Мчит. Куда? К геростратовой славе или в бездну?
Пожалуй, и туда и туда.
Рухнула тысячелетняя Россия, сначала княжеская, потом царская, потом императорская.
Два депутата Государственной думы, небритые, в пиджаках и в заношенном белье уговорили царя отречься. И он покорно сдал не только верховную власть, но и верховное командование.
Подписав наспех составленное на пишущей машинке отречение, самодержец величайшего в мире государства превратился в частное лицо, а через два-три дня – в пленника.
Низложенный император, теперь уже только семьянин, спешит в Царское Село к больным детям, но какой-то инженер Бубликов, человек со смешной, плебейской фамилией, отдает приказ не пускать поезд к революционной столице, и поезд, как затравленный, судорожно мечется между Могилевым и станцией Дно, никому неведомой, вдруг попавшей в историю, как попали в нее маленький Бубликов и маленький адвокат Керенский.
При этом первом демократическом министре юстиции медленно догорело великолепное старинное здание окружного суда и были выпущены из тюрем все уголовные преступники.

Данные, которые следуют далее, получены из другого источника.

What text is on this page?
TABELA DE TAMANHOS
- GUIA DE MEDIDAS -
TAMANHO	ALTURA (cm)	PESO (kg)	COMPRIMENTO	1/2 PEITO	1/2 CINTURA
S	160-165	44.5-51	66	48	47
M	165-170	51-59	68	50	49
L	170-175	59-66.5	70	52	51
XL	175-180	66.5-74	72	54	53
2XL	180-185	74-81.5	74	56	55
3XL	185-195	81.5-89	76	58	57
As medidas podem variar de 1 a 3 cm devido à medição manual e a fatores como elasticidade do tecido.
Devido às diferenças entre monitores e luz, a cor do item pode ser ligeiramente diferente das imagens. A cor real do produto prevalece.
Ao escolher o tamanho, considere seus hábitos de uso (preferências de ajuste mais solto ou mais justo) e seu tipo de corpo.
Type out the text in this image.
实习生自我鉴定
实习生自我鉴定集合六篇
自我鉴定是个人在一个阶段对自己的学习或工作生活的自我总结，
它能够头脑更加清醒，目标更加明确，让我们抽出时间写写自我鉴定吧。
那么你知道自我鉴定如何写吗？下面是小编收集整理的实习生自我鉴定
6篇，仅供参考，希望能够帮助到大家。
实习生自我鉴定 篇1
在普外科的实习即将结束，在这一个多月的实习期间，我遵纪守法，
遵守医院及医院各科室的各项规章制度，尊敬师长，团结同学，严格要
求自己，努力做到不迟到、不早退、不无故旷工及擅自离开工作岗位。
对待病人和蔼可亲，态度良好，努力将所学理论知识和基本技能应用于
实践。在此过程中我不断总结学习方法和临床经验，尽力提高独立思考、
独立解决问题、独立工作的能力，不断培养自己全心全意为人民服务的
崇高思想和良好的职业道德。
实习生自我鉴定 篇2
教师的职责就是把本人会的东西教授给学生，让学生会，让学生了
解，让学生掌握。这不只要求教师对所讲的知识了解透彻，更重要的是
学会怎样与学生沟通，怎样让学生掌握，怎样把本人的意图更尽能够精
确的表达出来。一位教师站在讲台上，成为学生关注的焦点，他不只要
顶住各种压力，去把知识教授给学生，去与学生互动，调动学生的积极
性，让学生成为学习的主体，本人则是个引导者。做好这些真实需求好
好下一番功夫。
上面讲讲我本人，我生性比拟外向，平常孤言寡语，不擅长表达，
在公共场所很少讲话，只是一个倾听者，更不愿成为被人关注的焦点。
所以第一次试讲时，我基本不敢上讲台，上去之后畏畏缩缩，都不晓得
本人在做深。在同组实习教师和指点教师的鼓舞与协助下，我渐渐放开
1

Революция началась, как и все революции, – под знаком отрицания права и под знаком насилия.
Тысячи недоучившихся студентов, фармацевтов, безработных адвокатов, людей, ничему никогда не учившихся, надев солдатские шинели, нацепив красные банты, хлынули на фронт убеждать солдат, что генералы и офицеры – враги их, что генералам и офицерам не надо повиноваться и отдавать честь, ибо это унижает человеческое достоинство. Этих гастролеров обезумевшие солдаты носили на руках и верили им гораздо больше, нежели тем, кто около трех лет водил их в бой и вместе с ними сидел в окопах под неприятельским огнем.
Темные разнородные силы, сделавшие революцию, выбрали удобный момент. Еще два-три месяца и, оставайся русская армия стойкой, дисциплинированной, Россия победила бы, победила бы даже без наступлений. Держаться было легко, имея под конец такую же мощную артиллерию, какая была у противника. Целые горы снарядов громоздились под открытым небом на всем пространстве необъятного фронта. Этих запасов смертоносного металла с избытком хватило бы, чтобы под осколками его полегла истощенная, измученная германская армия.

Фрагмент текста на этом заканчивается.